Saturday, June 1, 2013

Doctors' Handwriting Can Kill Patients

Doctors' sloppy handwriting kills more than 7,000 people annually. It's a shocking statistic, and, according to a July 2006 report from the National Academies of Science's Institute of Medicine (IOM), preventable medication mistakes also injure more than 1.5 million Americans annually. Many such errors result from unclear abbreviations and dosage indications and illegible writing on some of the 3.2 billion prescriptions written in the U.S. every year.
Turns out that bad handwriting can spell disaster for patients. A druggist in Texas recently misread a doctor's handwritten prescription for a heart pain medication (Isordil) and gave the patient a high blood pressure drug (Plendil) instead. The 42-year-old man took the medication as prescribed and suffered a fatal heart attack. A jury heard the case and ruled that the doctor should pay the family several hundred thousand dollars for their loss.

The Institute of Medicine cites written miscommunication as one of the many errors that account for 44,000 to 98,000 deaths per year. Even the lower estimate makes medical errors the eighth leading cause of death in the country. An estimated 7,000 people per year die from medication errors alone, about 16 percent more deaths than the number attributable to work-related injuries.
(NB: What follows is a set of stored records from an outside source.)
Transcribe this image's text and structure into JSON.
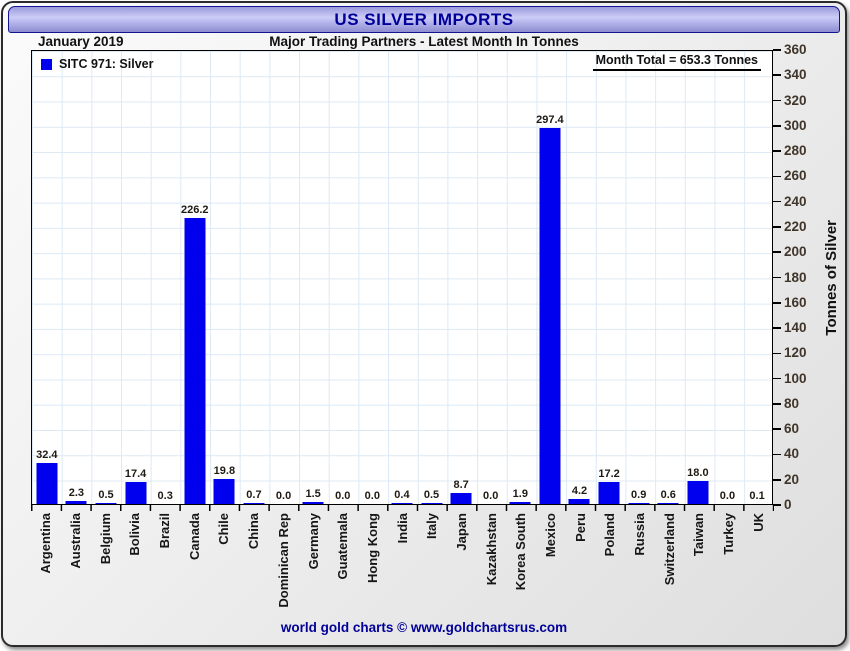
{
  "window": {
    "title": "US SILVER IMPORTS"
  },
  "header": {
    "date_label": "January 2019",
    "subtitle": "Major Trading Partners - Latest Month In Tonnes"
  },
  "legend": {
    "label": "SITC 971: Silver"
  },
  "annotations": {
    "month_total": "Month Total = 653.3 Tonnes"
  },
  "footer": {
    "credit": "world gold charts © www.goldchartsrus.com"
  },
  "colors": {
    "bar": "#0000EE",
    "grid": "#dce9f5",
    "navy_text": "#000099"
  },
  "chart_data": {
    "type": "bar",
    "title": "US SILVER IMPORTS",
    "subtitle": "Major Trading Partners - Latest Month In Tonnes",
    "period": "January 2019",
    "series_name": "SITC 971: Silver",
    "month_total_tonnes": 653.3,
    "ylabel": "Tonnes of Silver",
    "xlabel": "",
    "ylim": [
      0,
      360
    ],
    "ytick_step": 20,
    "grid": true,
    "legend_position": "top-left",
    "bar_color": "#0000EE",
    "categories": [
      "Argentina",
      "Australia",
      "Belgium",
      "Bolivia",
      "Brazil",
      "Canada",
      "Chile",
      "China",
      "Dominican Rep",
      "Germany",
      "Guatemala",
      "Hong Kong",
      "India",
      "Italy",
      "Japan",
      "Kazakhstan",
      "Korea South",
      "Mexico",
      "Peru",
      "Poland",
      "Russia",
      "Switzerland",
      "Taiwan",
      "Turkey",
      "UK"
    ],
    "values": [
      32.4,
      2.3,
      0.5,
      17.4,
      0.3,
      226.2,
      19.8,
      0.7,
      0.0,
      1.5,
      0.0,
      0.0,
      0.4,
      0.5,
      8.7,
      0.0,
      1.9,
      297.4,
      4.2,
      17.2,
      0.9,
      0.6,
      18.0,
      0.0,
      0.1
    ]
  }
}
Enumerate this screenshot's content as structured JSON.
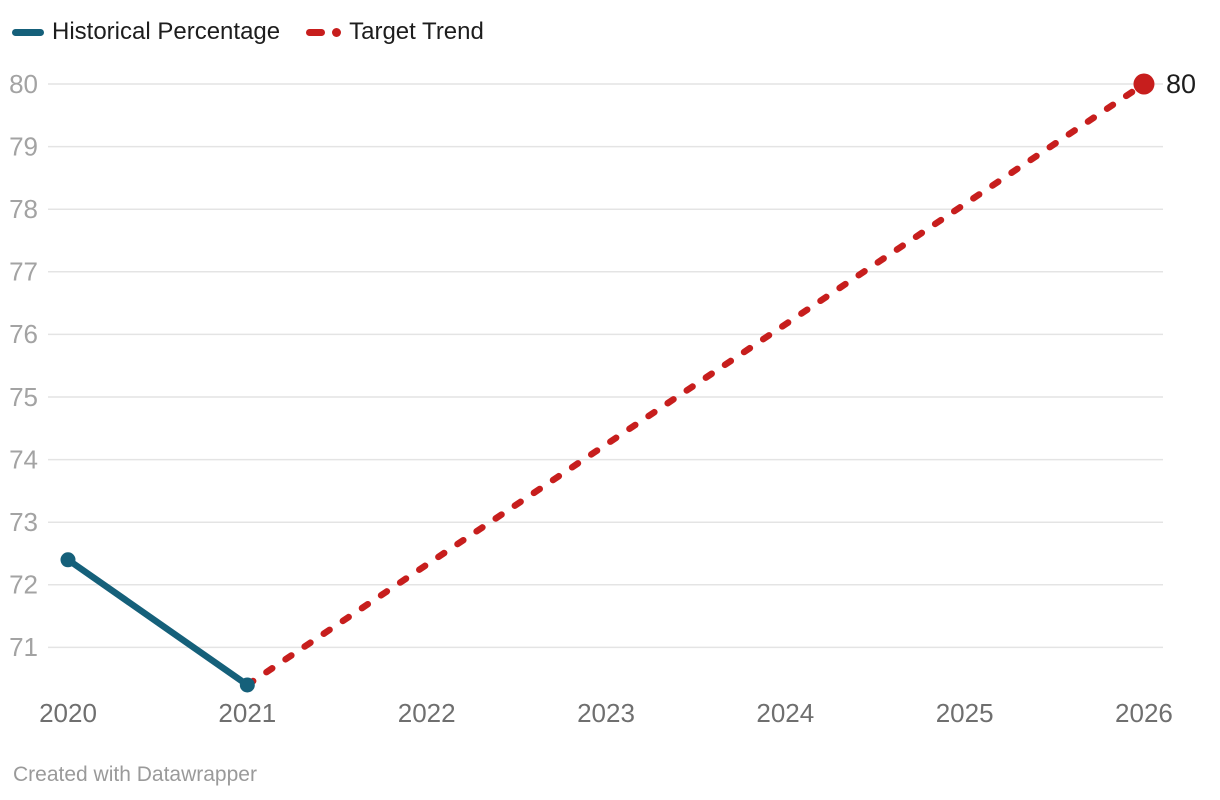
{
  "legend": {
    "items": [
      {
        "label": "Historical Percentage",
        "color": "#15607a",
        "style": "solid"
      },
      {
        "label": "Target Trend",
        "color": "#c71e1d",
        "style": "dashed"
      }
    ]
  },
  "chart_data": {
    "type": "line",
    "title": "",
    "xlabel": "",
    "ylabel": "",
    "x_ticks": [
      2020,
      2021,
      2022,
      2023,
      2024,
      2025,
      2026
    ],
    "y_ticks": [
      71,
      72,
      73,
      74,
      75,
      76,
      77,
      78,
      79,
      80
    ],
    "xlim": [
      2020,
      2026
    ],
    "ylim": [
      70.4,
      80
    ],
    "grid": true,
    "legend_position": "top-left",
    "series": [
      {
        "name": "Historical Percentage",
        "color": "#15607a",
        "style": "solid",
        "markers": "all",
        "marker_radius": 7.5,
        "points": [
          {
            "x": 2020,
            "y": 72.4
          },
          {
            "x": 2021,
            "y": 70.4
          }
        ]
      },
      {
        "name": "Target Trend",
        "color": "#c71e1d",
        "style": "dashed",
        "markers": "end",
        "marker_radius": 10.5,
        "end_label": "80",
        "points": [
          {
            "x": 2021,
            "y": 70.4
          },
          {
            "x": 2026,
            "y": 80
          }
        ]
      }
    ],
    "colors": {
      "grid_line": "#e4e4e4",
      "y_tick_label": "#a3a3a3",
      "x_tick_label": "#6f6f6f",
      "data_label": "#1d1d1d"
    }
  },
  "footer": {
    "credit": "Created with Datawrapper"
  }
}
Why and How To Encounter ? 
One of the reasons is that doctors haven't invested in the needed technology, so it's being provided to them. The $100 million project has drawn support from a variety of partners, including Dell, Google, Aetna and numerous hospitals. "Our goal long-term is to get the prescription pads out of doctors' hands, to get them working on computers," says Scott Wells, a Dell vice-president of marketing. Google is designing a custom search engine with NEPSI to assist doctors looking for health data. Insurance companies such as Aetna have pledged to provide incentives for physicians using e-prescription systems.
Although some doctors have been prescribing electronically for years, many still use pen and paper. This is the first national effort to make a Web-based tool free for all doctors. Tullman says that even though 90% of the country's approximately 550,000 doctors have access to the Internet, fewer than 10% of them have invested the time and money required to begin using electronic medical records or e-prescriptions.
Automation should eliminate many of the errors that occur when pharmacists misunderstand or misrecord medication names or dosages conveyed messily on paper or hurriedly by phone. Given that there are more than 17,000 pharmaceutical brands and generics available, a spoken request for Celebrex, for instance, can be mistaken for Celexa, or a notation requesting 150 milligrams of a drug might be read as 1500. In electronic systems, drugs and dosages are selected from menus to prevent input errors, and pharmacists don't need to re-enter information.

Electronic prescribing could be an on-ramp for physicians beginning to use a full-featured electronic medical records system.